I don't know Japanese, sorry. 향찰/이두 is completely different from what you thnk. We only have 25 poems(향가) written in 향찰/이두 and nobody has found their rules or meaning. What we can do is just guessing. So.. yes, 향찰/이두 is different from 한문.


----------



## Rance

wildsunflower said:


> Would you explain how Chinese characters are used in Japanese? I understand that the grammar rules of Japanese is similar to the Korean ones. It may help to understand how the old Korean used Chinese characters for the Korean language. Also, I do not think it could have been possible to use "the specific Chinese alphabets(향찰/이두;borrowed only alphabets of Chinese, not their meaning) in accordance with our verbal sound". Because there are Korean words borrowed from Chinese not only for the sound but also for the meaning. For example, "밥" is a pure Korean word, but Korean also has "진지" – a Korean word borrowed from the Chinese equivalent. (I am sorry I do not know the Chinese characters.) Its sound is similar to the original Chinese word whose meaning is "밥" in Korean. This is the same with "건배". Koreans write "건배", but it is originally a Chinese word, which was converted into a Korean word. Please correct me, if I am wrong. Lastly, is 향찰/이두 different from 한문?  Thanks.



You are probably in wrong forum to ask. I'm sure Japanese forum can probably help much better.
But from little I know on Japanese, they got more complex system in terms of using Chinese characters.
To simply put, you can read Chinese characters at least in two different ways.

For example:
星 means star and is read as hosi.
But when used in 金星(Venus, or golden star) it's pronounced as kin-sei.
And when in comes down reading Chinese characters used in Japanese names, things get worse.


----------



## wildsunflower

I am still puzzled about the use of Chinese characters in Korean. Nevertheless, thank you for the explanations. I wish you a wonderful new year.


----------



## youngbuts

In the ancient period there seems not to have been a written language for Korean as long as we can figure out. But there was a spoken language for Korean that is completely different from Chinese. For example, now Philiphines takes English as their offcicail language for their written language and most officail documentaries are written in English. But as you know, Philiphines consists of many islands, and each island has several  tribes and each tribe has each own spoken language. However, most of them don't have a written language form for their spoken language. That's why they choose English as their official written language. 


In the ancient period, Korean was in that kind of situation. So our ancestors borrowed chinsese characters, which had already been spread in Korea by the books about Confusm and Budhism. I heard in western-medieval period, Latin was used as an offcial written language in many countries, even though it is very different from English, Franch and German. Anyway, after a while, English started to take its alphbet form from Latin and Greek, and began to be wrriten on papers as it was spoken. I think it could relatively easy for English, becuase Latin and Egnlish both are phonogram. But it was not easy for Korean because Chinses is ideogram but Korean is a phonogram. 
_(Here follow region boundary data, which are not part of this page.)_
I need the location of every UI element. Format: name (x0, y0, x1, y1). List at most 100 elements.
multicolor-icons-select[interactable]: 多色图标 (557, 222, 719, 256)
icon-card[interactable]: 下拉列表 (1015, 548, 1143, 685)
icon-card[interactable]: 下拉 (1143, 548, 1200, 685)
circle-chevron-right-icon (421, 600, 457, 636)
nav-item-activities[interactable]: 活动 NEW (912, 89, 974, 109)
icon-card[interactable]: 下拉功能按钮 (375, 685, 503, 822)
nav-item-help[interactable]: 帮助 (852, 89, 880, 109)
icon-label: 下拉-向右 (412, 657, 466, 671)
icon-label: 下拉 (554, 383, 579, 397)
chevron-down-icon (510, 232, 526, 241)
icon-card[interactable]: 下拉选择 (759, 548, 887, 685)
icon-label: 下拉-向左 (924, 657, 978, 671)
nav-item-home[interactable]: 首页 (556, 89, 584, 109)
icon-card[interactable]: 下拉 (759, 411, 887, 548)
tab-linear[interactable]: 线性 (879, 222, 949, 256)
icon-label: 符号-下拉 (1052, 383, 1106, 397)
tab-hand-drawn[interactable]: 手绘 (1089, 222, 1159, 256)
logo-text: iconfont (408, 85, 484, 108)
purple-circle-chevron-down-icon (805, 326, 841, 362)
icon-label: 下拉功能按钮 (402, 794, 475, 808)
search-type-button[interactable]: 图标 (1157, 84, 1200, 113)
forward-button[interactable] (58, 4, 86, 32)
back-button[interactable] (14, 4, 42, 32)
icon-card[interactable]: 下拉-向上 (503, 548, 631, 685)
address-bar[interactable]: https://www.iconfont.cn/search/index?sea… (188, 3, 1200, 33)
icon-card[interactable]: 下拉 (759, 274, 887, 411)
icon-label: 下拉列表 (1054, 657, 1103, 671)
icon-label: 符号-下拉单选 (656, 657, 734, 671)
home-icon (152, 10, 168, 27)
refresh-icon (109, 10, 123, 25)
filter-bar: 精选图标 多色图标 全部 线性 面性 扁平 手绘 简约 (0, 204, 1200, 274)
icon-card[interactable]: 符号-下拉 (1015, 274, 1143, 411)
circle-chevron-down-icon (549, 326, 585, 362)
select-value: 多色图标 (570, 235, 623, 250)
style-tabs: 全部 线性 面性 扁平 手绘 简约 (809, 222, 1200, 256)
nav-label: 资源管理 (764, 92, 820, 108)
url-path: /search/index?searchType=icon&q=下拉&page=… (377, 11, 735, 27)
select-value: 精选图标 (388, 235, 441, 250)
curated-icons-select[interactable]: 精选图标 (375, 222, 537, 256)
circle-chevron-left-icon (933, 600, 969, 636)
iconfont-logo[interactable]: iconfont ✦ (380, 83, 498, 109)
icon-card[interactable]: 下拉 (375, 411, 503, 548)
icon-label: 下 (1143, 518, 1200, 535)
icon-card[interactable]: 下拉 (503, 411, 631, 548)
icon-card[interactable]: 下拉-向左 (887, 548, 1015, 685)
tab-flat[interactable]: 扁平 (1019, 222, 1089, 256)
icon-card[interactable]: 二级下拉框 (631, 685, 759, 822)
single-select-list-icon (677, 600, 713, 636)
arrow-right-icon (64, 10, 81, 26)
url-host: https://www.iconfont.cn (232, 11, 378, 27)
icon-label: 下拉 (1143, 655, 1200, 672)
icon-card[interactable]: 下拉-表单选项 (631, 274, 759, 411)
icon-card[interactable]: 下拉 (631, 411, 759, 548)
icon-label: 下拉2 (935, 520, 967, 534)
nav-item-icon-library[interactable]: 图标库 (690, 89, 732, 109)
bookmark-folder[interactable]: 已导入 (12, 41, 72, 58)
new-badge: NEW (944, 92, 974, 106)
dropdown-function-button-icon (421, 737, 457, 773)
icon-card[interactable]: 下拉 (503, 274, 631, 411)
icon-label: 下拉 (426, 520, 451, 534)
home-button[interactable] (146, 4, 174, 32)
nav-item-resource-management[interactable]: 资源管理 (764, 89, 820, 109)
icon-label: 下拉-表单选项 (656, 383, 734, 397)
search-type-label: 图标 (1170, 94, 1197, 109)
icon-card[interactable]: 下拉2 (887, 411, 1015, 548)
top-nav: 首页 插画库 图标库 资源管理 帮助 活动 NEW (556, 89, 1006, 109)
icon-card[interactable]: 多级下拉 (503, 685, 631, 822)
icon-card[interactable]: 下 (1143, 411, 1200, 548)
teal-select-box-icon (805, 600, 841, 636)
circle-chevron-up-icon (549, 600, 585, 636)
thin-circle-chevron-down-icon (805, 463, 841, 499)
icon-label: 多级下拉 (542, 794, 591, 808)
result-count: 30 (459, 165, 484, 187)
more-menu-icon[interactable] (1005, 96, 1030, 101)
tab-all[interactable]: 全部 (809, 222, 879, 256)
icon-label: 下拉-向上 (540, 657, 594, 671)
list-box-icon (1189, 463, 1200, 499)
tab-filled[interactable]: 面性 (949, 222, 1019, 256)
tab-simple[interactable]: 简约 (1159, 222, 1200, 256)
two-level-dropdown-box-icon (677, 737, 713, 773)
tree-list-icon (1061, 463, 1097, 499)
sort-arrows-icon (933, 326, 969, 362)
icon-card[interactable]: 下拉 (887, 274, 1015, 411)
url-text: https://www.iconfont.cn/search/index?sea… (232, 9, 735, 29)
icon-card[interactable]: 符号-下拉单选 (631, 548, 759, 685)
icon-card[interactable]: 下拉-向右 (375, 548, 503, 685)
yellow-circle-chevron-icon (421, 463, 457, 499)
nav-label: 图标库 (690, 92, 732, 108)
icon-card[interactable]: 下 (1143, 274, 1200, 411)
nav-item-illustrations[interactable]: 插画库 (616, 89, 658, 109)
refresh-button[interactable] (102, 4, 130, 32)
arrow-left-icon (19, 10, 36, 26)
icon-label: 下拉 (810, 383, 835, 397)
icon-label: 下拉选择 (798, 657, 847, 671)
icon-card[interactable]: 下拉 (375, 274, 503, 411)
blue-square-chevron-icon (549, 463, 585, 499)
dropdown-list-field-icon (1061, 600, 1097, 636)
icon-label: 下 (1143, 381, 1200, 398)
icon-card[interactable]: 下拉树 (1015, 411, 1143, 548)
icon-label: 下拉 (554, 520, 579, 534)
The differnce between the spoken language and the written language brought out many inconveniences to our ancestors.  For example, we can think of 國 (Korean pronounces it as 국, and Chnese pronounces it their way differently from ours. We have different sounds for the same Chinese charater that means a nation.) At that time Korean already had a Korean word meaning for a nation.  It is 나라(nala). Even though 國(guk) and Nala had a similar meaning, they are different. Guk was from Chinese but Nala was from original Korean. So Our ancerstors tried to make their phonograms, and some of them were 이두 and 향찰. But their form was taken from the basic letters in Chinese characters, which is uaually called '부수(Busu)'. ( As long as I know, Japanese alphabet was made this way.) One Chinese character could be broken into more basic letters. For example,  國 consists of many more basic letters. 口, 一 etc. So Korean ancestors took them and gave them a sepcific and fixed sound, and started to use them as their phonogram alphabet. 
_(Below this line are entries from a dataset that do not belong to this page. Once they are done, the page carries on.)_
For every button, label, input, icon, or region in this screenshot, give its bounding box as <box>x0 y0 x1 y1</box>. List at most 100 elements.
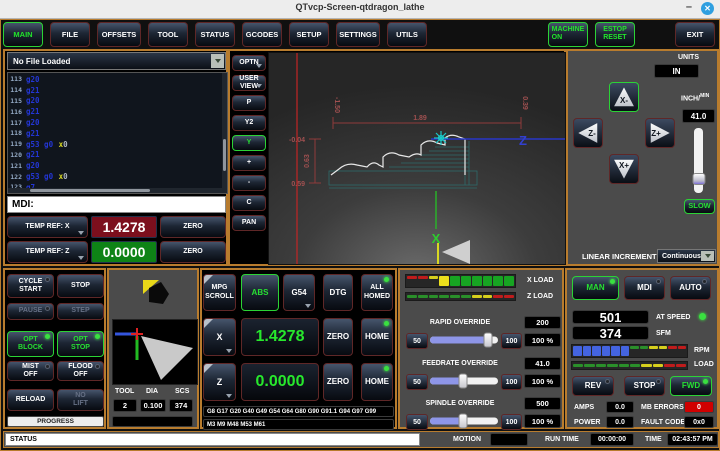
temp-ref-x-zero-button[interactable]: ZERO <box>160 216 226 238</box>
temp-ref-x-button[interactable]: TEMP REF: X <box>7 216 88 238</box>
temp-ref-z-value: 0.0000 <box>91 241 157 263</box>
temp-ref-z-button[interactable]: TEMP REF: Z <box>7 241 88 263</box>
reload-button[interactable]: RELOAD <box>7 389 54 411</box>
run-time-label: RUN TIME <box>545 436 579 443</box>
gcode-line[interactable]: 115g20 <box>8 96 227 107</box>
step-button[interactable]: STEP <box>57 303 104 320</box>
jog-rate-slider[interactable] <box>694 128 703 193</box>
opt-stop-button[interactable]: OPT STOP <box>57 331 104 357</box>
auto-button[interactable]: AUTO <box>670 276 711 300</box>
feedrate-min-button[interactable]: 50 <box>406 374 428 390</box>
axis-z-button[interactable]: Z <box>203 363 236 401</box>
no-lift-button[interactable]: NO LIFT <box>57 389 104 411</box>
rapid-max-button[interactable]: 100 <box>501 333 522 349</box>
opt-stop-label: OPT STOP <box>71 336 90 352</box>
abs-button[interactable]: ABS <box>241 274 279 311</box>
home-z-button[interactable]: HOME <box>361 363 393 401</box>
rev-button[interactable]: REV <box>572 376 614 396</box>
stop-button[interactable]: STOP <box>57 274 104 298</box>
close-icon[interactable]: ✕ <box>701 2 714 15</box>
dtg-button[interactable]: DTG <box>323 274 353 311</box>
rapid-override-slider[interactable] <box>430 333 498 347</box>
dro-panel: MPG SCROLL ABS G54 DTG ALL HOMED X 1.427… <box>200 268 397 429</box>
chevron-down-icon[interactable] <box>211 54 224 68</box>
temp-ref-z-zero-button[interactable]: ZERO <box>160 241 226 263</box>
pause-button[interactable]: PAUSE <box>7 303 54 320</box>
gcode-view[interactable]: 113g20114g21115g20116g21117g20118g21119g… <box>7 72 228 194</box>
gcode-line[interactable]: 113g20 <box>8 74 227 85</box>
jog-rate-value: 41.0 <box>682 109 715 123</box>
opt-block-button[interactable]: OPT BLOCK <box>7 331 54 357</box>
spindle-override-slider[interactable] <box>430 414 498 428</box>
linear-increment-combo[interactable]: Continuous <box>657 249 716 263</box>
view-button-user-view[interactable]: USER VIEW <box>232 75 266 91</box>
flood-button[interactable]: FLOOD OFF <box>57 361 104 381</box>
tab-status[interactable]: STATUS <box>195 22 235 47</box>
gcode-hscrollbar[interactable] <box>8 188 222 193</box>
gcode-line[interactable]: 120g21 <box>8 150 227 161</box>
tab-tool[interactable]: TOOL <box>148 22 188 47</box>
active-gcodes: G8 G17 G20 G40 G49 G54 G64 G80 G90 G91.1… <box>203 406 394 417</box>
view-button-+[interactable]: + <box>232 155 266 171</box>
dim-height: 0.63 <box>304 154 311 168</box>
gcode-line[interactable]: 121g20 <box>8 160 227 171</box>
view-button-y2[interactable]: Y2 <box>232 115 266 131</box>
exit-button[interactable]: EXIT <box>675 22 715 47</box>
slow-button[interactable]: SLOW <box>684 199 715 214</box>
mpg-scroll-button[interactable]: MPG SCROLL <box>203 274 236 311</box>
g54-button[interactable]: G54 <box>283 274 315 311</box>
spindle-max-button[interactable]: 100 <box>501 414 522 430</box>
tab-main[interactable]: MAIN <box>3 22 43 47</box>
gcode-line[interactable]: 116g21 <box>8 106 227 117</box>
tab-offsets[interactable]: OFFSETS <box>97 22 141 47</box>
estop-reset-button[interactable]: ESTOP RESET <box>595 22 635 47</box>
tab-utils[interactable]: UTILS <box>387 22 427 47</box>
jog-rate-slider-handle[interactable] <box>692 173 705 185</box>
all-homed-button[interactable]: ALL HOMED <box>361 274 393 311</box>
mist-button[interactable]: MIST OFF <box>7 361 54 381</box>
gcode-line[interactable]: 118g21 <box>8 128 227 139</box>
view-button-y[interactable]: Y <box>232 135 266 151</box>
minimize-icon[interactable]: – <box>686 1 692 13</box>
fwd-button[interactable]: FWD <box>670 376 712 396</box>
mdi-button[interactable]: MDI <box>624 276 665 300</box>
scs-label: SCS <box>175 388 189 395</box>
machine-on-button[interactable]: MACHINE ON <box>548 22 588 47</box>
chevron-down-icon[interactable] <box>701 251 714 261</box>
zero-z-button[interactable]: ZERO <box>323 363 353 401</box>
tab-file[interactable]: FILE <box>50 22 90 47</box>
feedrate-max-button[interactable]: 100 <box>501 374 522 390</box>
mdi-input[interactable]: MDI: <box>7 196 226 213</box>
home-x-button[interactable]: HOME <box>361 318 393 356</box>
view-button-optn[interactable]: OPTN <box>232 55 266 71</box>
view-button-c[interactable]: C <box>232 195 266 211</box>
mist-label: MIST OFF <box>22 363 39 379</box>
zero-x-button[interactable]: ZERO <box>323 318 353 356</box>
feedrate-override-slider[interactable] <box>430 374 498 388</box>
jog-z-plus-button[interactable]: Z+ <box>645 118 675 148</box>
man-button[interactable]: MAN <box>572 276 619 300</box>
gcode-line[interactable]: 114g21 <box>8 85 227 96</box>
view-button-pan[interactable]: PAN <box>232 215 266 231</box>
gcode-plot[interactable]: 1.89 -1.50 0.39 -0.04 0.63 0.59 <box>268 52 566 265</box>
file-combo[interactable]: No File Loaded <box>7 52 226 70</box>
cycle-start-button[interactable]: CYCLE START <box>7 274 54 298</box>
gcode-line[interactable]: 117g20 <box>8 117 227 128</box>
spindle-min-button[interactable]: 50 <box>406 414 428 430</box>
view-button--[interactable]: - <box>232 175 266 191</box>
jog-x-minus-button[interactable]: X- <box>609 82 639 112</box>
tab-gcodes[interactable]: GCODES <box>242 22 282 47</box>
tab-settings[interactable]: SETTINGS <box>336 22 380 47</box>
gcode-vscrollbar[interactable] <box>222 73 227 193</box>
view-button-p[interactable]: P <box>232 95 266 111</box>
spindle-stop-button[interactable]: STOP <box>624 376 665 396</box>
jog-z-minus-button[interactable]: Z- <box>573 118 603 148</box>
gcode-line[interactable]: 122g53 g0 x0 <box>8 171 227 182</box>
axis-x-button[interactable]: X <box>203 318 236 356</box>
sfm-value: 374 <box>572 326 649 340</box>
tab-setup[interactable]: SETUP <box>289 22 329 47</box>
jog-x-plus-button[interactable]: X+ <box>609 154 639 184</box>
all-homed-label: ALL HOMED <box>364 284 390 300</box>
gcode-line[interactable]: 119g53 g0 x0 <box>8 139 227 150</box>
rapid-min-button[interactable]: 50 <box>406 333 428 349</box>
But I think it could not work well becuase they are different. Actually Chinese can not have an alphabet system as phongrams have. So though our ancestors broke down complex Chinese characters into more simple forms, which could be used more easily in their daily life and tried to use them expressing Korean sounds, I think they could not match well with each others becuae they are different in their nature. 


The one who knew this problem well was 세종대왕 who is considered to invent 한글(Hangul). (I don't think he made 한글 by himself. Probalbly his scholars made it.  But he supported them with long patience and effort. And there are many evidences that 세종 was an expert on linguistics and music. Anyway..)  한글 is not the result of a day or a year. It is the result of long research for phoentics for decades. While they invented 한글, they considered what is most convinient forms to write, and how they can give a consistency even to the forms of the alphabet letters. As a result, they invented a totally independant writing system from Chinese. That overcame the limit 이두 and 향찰 had.  

As many English words are from Latin, Greek, and German whether English native speakers notice them, many Korean words are from Chinese and we obviously notice them. Becuase 한글 is one of phonograms but Chinsese is an ideogram. That's why we needed our writing system, our alphabet. 세종 and his scholars made it totally new, independantly from any previous languages.

I hope you forgive me about my poor English. It is my best.


----------



## wildsunflower

Thank you, youngbuts. Your explanation is clear to me. I appreciate it.


----------